In the world of cryptocurrency, UTXOs are an important part of how transactions work. Here’s a look at what UTXOs are, how they work, and why they’re important.
What are UTXOs?
UTXO stands for Unspent Transaction (TX) Output. It’s the amount of leftover cryptocurrency change that you receive from each transaction.
How do UTXOs work?
When you look at your Cardano wallet, you see a balance. For this example, let’s set that at 100 ADA. Although you only see one balance, your funds are actually comprised of several UTXOs. You may have four UTXOs worth 25 ADA each, two UTXOs worth 50, or a set of UTXOs valuing 27, 28, 30, and 15 ADA. The specific amounts don’t matter, but they must add up to your total balance, in this case, 100.

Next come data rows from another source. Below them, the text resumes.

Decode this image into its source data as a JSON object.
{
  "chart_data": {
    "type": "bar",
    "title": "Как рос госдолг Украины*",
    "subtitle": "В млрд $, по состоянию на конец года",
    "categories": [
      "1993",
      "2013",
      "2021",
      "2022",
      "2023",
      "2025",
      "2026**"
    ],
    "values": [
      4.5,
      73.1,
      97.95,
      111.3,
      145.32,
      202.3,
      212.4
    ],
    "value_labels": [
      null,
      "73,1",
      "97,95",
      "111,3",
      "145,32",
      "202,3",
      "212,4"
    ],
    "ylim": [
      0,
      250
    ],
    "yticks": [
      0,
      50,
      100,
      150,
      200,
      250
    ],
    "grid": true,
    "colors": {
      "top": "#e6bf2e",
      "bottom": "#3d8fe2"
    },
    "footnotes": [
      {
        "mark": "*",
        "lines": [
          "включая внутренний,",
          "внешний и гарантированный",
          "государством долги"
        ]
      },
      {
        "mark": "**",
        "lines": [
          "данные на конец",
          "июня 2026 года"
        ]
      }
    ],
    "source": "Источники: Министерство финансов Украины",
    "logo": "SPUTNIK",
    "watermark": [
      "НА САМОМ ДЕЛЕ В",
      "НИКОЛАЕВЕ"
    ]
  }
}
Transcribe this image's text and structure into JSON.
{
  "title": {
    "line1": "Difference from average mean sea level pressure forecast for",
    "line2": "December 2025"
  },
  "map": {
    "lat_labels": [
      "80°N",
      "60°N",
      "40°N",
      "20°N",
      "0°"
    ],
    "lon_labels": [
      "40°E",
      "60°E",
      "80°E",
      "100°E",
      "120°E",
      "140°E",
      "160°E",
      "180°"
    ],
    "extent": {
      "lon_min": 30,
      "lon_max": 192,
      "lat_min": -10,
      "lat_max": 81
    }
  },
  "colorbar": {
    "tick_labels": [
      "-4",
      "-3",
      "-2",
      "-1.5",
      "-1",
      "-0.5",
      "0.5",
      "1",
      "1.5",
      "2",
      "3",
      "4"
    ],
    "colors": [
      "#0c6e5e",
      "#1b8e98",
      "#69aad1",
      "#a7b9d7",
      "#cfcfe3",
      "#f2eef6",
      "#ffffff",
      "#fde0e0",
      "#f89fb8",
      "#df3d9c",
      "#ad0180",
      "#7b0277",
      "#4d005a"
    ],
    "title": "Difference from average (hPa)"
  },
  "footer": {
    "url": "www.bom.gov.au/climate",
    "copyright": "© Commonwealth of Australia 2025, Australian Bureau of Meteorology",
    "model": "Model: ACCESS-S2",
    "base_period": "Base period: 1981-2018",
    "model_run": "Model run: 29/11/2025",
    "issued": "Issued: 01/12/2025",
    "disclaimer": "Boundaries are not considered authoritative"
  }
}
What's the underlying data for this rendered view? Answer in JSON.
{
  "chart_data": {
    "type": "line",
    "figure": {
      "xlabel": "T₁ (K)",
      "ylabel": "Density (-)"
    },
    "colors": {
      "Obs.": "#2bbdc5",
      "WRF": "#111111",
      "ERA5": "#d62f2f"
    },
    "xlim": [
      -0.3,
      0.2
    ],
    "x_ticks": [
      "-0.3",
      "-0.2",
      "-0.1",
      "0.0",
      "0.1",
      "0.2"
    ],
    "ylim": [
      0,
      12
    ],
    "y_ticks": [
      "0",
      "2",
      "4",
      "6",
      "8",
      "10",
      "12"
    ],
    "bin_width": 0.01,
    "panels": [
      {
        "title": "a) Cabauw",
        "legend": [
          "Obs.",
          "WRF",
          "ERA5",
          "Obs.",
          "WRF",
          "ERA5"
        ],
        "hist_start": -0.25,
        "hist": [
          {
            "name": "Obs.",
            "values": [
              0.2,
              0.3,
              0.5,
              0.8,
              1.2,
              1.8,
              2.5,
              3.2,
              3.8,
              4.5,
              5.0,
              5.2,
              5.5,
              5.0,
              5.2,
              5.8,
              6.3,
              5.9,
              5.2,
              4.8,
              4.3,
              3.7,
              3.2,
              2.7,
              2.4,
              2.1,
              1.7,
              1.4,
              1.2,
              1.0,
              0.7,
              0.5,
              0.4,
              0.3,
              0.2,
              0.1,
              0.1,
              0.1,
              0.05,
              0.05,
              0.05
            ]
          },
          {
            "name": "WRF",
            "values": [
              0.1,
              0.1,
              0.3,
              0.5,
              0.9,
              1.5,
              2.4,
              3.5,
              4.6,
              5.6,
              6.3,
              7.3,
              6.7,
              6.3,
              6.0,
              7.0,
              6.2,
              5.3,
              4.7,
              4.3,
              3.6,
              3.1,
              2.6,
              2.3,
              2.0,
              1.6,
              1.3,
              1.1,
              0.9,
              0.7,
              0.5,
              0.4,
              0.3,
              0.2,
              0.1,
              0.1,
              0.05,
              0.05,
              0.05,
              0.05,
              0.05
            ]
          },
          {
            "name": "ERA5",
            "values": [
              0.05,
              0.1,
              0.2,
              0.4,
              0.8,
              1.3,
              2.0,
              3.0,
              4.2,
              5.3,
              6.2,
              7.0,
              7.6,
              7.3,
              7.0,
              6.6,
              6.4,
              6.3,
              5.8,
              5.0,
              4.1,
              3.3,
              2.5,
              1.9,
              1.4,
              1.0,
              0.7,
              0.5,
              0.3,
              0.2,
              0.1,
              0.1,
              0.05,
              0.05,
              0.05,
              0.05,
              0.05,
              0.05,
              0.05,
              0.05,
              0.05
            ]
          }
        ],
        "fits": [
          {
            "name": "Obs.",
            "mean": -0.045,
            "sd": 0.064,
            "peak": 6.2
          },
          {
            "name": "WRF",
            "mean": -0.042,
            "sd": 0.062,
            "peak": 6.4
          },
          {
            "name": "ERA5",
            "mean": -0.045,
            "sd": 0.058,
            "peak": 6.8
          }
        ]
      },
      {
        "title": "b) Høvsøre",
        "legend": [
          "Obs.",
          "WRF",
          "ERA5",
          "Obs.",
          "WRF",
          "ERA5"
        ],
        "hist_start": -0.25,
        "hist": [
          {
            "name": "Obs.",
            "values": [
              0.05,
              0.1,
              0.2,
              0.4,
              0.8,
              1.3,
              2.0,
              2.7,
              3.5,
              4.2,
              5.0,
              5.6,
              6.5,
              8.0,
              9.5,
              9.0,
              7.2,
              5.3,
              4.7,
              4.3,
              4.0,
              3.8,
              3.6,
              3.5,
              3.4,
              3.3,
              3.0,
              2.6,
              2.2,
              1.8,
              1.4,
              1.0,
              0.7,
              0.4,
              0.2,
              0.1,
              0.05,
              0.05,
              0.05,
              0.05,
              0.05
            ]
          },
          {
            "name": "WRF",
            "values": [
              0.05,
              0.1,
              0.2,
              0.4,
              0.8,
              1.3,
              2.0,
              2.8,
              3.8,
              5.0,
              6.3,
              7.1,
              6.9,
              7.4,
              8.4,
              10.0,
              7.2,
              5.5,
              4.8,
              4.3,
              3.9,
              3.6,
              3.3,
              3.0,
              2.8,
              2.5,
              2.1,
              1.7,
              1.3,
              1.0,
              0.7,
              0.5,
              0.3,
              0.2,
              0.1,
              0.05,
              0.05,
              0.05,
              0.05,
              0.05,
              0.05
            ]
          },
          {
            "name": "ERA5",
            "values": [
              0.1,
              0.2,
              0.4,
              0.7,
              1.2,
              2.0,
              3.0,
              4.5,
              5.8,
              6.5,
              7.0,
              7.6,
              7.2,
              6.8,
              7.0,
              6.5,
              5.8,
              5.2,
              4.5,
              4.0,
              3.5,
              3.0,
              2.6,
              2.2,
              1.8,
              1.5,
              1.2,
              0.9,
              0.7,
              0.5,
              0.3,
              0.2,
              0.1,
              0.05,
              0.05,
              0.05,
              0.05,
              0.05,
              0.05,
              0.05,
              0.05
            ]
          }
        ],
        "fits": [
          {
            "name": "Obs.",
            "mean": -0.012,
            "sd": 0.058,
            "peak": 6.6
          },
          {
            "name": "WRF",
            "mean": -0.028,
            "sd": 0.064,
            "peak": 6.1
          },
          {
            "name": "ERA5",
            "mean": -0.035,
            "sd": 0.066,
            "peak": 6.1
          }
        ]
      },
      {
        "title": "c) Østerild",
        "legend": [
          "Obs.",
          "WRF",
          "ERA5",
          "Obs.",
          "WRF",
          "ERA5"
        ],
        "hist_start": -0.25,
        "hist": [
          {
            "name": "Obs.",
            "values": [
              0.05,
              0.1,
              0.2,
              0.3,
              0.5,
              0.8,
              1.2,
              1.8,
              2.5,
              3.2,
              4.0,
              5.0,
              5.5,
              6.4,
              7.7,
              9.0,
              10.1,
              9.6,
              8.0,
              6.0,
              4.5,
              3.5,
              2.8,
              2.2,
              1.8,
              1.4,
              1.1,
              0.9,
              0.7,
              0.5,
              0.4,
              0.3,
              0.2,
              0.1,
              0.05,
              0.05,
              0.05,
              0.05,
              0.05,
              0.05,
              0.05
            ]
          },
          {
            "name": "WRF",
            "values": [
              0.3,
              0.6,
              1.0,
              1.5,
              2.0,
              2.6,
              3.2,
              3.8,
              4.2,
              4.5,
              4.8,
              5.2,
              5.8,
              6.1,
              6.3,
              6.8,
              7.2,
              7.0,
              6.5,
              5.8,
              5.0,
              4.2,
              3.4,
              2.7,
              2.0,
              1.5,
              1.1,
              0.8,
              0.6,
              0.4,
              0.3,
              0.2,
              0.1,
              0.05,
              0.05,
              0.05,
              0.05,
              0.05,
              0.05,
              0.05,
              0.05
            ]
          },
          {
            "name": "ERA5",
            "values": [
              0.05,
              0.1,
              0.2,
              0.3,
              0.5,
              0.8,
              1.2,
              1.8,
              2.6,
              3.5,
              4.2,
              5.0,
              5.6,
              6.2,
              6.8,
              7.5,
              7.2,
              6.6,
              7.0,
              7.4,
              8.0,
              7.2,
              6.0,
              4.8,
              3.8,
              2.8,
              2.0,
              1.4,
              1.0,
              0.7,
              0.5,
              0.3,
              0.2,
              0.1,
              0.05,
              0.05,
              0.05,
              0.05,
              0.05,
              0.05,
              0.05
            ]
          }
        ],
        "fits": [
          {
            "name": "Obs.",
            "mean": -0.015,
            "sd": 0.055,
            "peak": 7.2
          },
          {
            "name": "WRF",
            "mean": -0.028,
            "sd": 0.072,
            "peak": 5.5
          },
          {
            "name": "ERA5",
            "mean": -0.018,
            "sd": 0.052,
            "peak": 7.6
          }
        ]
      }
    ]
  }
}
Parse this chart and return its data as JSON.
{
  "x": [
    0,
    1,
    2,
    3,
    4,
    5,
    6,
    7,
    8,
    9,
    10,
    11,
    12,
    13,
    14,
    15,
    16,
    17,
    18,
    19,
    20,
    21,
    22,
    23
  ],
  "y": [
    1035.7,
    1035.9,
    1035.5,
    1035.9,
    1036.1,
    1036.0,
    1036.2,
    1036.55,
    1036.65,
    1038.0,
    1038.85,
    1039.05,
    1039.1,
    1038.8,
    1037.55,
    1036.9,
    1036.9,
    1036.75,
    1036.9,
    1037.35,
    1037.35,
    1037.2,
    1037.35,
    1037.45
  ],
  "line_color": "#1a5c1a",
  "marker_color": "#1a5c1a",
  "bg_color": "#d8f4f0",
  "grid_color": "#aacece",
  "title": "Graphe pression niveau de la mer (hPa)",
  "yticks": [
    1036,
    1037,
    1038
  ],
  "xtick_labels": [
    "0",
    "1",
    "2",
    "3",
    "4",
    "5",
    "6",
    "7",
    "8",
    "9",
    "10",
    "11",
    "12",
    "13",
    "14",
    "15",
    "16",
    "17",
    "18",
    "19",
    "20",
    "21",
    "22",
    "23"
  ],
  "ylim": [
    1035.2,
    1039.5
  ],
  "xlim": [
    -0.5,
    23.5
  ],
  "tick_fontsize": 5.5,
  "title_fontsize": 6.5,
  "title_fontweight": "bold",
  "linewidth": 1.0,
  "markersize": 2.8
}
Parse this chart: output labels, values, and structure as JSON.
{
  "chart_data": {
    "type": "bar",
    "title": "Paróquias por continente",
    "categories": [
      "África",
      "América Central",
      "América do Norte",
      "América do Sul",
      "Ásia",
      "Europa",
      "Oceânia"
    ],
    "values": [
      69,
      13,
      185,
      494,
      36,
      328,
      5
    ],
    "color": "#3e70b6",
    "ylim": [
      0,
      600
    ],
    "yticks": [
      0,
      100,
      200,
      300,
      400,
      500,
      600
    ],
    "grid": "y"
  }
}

For example, let’s say you want to send 25 ADA to your friend. For the sake of simplicity, we will use whole numbers and forget about network fees normally incurred by transactions. Now let’s assume that your underlying total amount of ADA in your wallet is actually composed of four separate UTxOs that add up to 100 ADA.
The transaction will need to send 27 ADA to your spouse from one of the UTXOs containing 27 ADA and it will also need to send 2 ADA back to your wallet as a “change address.” The process of figuring out which UTxOs to use in a transaction is called the Coin Selection Algorithm.